- Coat of arms of Ireland
- Court: Supreme Court of Ireland
- Decided: 2006
- Citations: Delahunty v Player and Wills (Ireland) Ltd [2006] IR 304; [2006] IESC 21

Case history
- Appealed from: High Court
- Appealed to: Supreme Court

Court membership
- Judge sitting: Fennelly J

Case opinions
- The Supreme Court upheld an action for damages against two tobacco companies in negligence and for breach of statutory duty.
- Decision by: Fennelly J

= Delahunty v Player and Wills (Ireland) Ltd. =

Irish Supreme Court case

Delahunty v Player and Wills (Ireland) Ltd, [2006 1 IR 304; [2006] IESC 21] was an Irish Supreme Court case in which the Court gave a woman permission to take action for damages against two major tobacco companies in what was the first step in the battle against 'Big tobacco'.

== Background ==

Margaret Delahunty, the Respondent, was an 80 year old woman who had been smoking since she was 12 years old, at one stage smoking up to 30 cigarettes a day. She was diagnosed with cancer 1995 and sued Player & Wills (Ireland) Ltd and Gallaher (Dublin) Ltd (the Appellants) for personal injuries allegedly caused by the cigarettes that she had smoked. The Appellants sought to have this claim dismissed on the basis that the pleadings disclosed "no reasonable cause of action or, alternatively, under the inherent jurisdiction of the court." The High Court refused to dismiss the claim.

== Holding of the Supreme Court ==
The question for the Supreme Court was whether an action for damages against the Appellants in negligence and for breach of statutory duty should be struck out on the basis that it disclosed no reasonable cause of action.

In handing down the judgement of the court, Fennelly J (with whom the other judges concurred) dismissed the tobacco manufacturing company, Gallaher (Dublin) Ltd's, appeal against the a decision made by the High Court in refusing to dismiss the Respondent's claim against the company on the grounds that there was no reasonable cause of action.

The judge noted that it had been pleaded on Ms Delahunty's behalf that she had suffered continuing injury since 1995 and that such injury was caused by smoking cigarettes manufactured by Gallaher (Dublin) Ltd. The company disputed whether this was properly pleaded. Counsel for Gallaher (Dublin) Ltd contended that Ms Delahunty had sustained her injury before she ever smoked a cigarette manufactured by this company.
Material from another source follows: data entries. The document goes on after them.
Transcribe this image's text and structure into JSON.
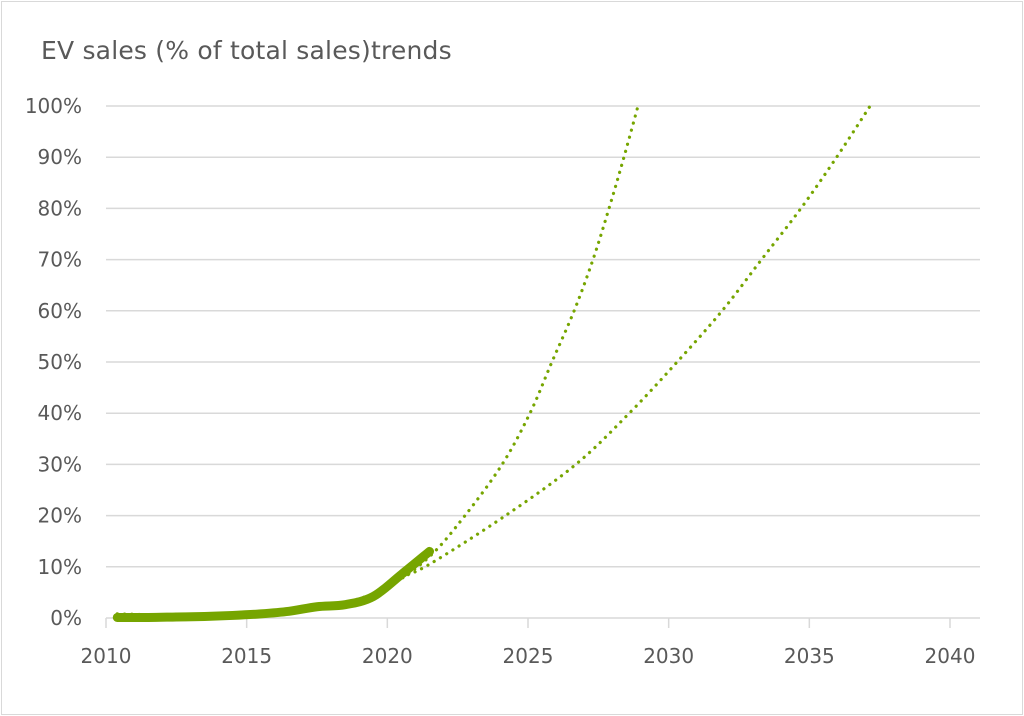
{
  "chart_data": {
    "type": "line",
    "title": "EV sales (% of total sales)trends",
    "xlabel": "",
    "ylabel": "",
    "xlim": [
      2010,
      2040
    ],
    "ylim": [
      0,
      100
    ],
    "x_ticks": [
      "2010",
      "2015",
      "2020",
      "2025",
      "2030",
      "2035",
      "2040"
    ],
    "y_ticks": [
      "0%",
      "10%",
      "20%",
      "30%",
      "40%",
      "50%",
      "60%",
      "70%",
      "80%",
      "90%",
      "100%"
    ],
    "grid": true,
    "legend": "none",
    "color": "#76a500",
    "series": [
      {
        "style": "solid-thick",
        "x": [
          2010.4,
          2011.5,
          2012.5,
          2013.5,
          2014.5,
          2015.5,
          2016.5,
          2017.5,
          2018.5,
          2019.5,
          2020.5,
          2021.5
        ],
        "y": [
          0.1,
          0.1,
          0.2,
          0.3,
          0.5,
          0.8,
          1.3,
          2.2,
          2.6,
          4.2,
          8.5,
          13
        ]
      },
      {
        "style": "dotted-trend",
        "x": [
          2010.4,
          2014,
          2017,
          2018.5,
          2020,
          2021.5,
          2022.76,
          2024.08,
          2025.07,
          2025.85,
          2026.64,
          2027.31,
          2027.88,
          2028.41,
          2028.91
        ],
        "y": [
          0.8,
          0.5,
          1.5,
          3,
          6,
          12,
          20,
          30,
          40,
          50,
          60,
          70,
          80,
          90,
          100
        ]
      },
      {
        "style": "dotted-trend",
        "x": [
          2020.5,
          2021.5,
          2024.2,
          2026.7,
          2028.6,
          2030.3,
          2031.9,
          2033.3,
          2034.7,
          2035.97,
          2037.16
        ],
        "y": [
          8,
          10.5,
          20,
          30,
          40,
          50,
          60,
          70,
          80,
          90,
          100
        ]
      }
    ]
  }
}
Fennelly J noted that Ms Delahunty was seeking to make the tobacco companies responsible for selling cigarettes that they sold, but which she voluntarily consumed.

The Court noted that:

1. A court could not possibly decide whether cigarettes "fail to provide the safety which a person is entitled to expect" as this would require a large amount of evidence and may involve a reference of the question to the European Court of Justice
2. The claim, based on liability for defective products at common law, could not be dismissed at that stage. As the Court noted: "In a situation where it has to be assumed that the product admittedly sold caused damage to the plaintiff’s health, it would require very clear authority to convince a court that it is unarguable that the manufacturer is liable. I will say no more."
3. It was sufficiently pleaded that the Respondent had suffered injuries as a result of smoking the Appellant's cigarettes after 1995.
4. Arguments of causation in this case were not decisive.

The Supreme Court agreed with the High Court decision and dismissed the appeal.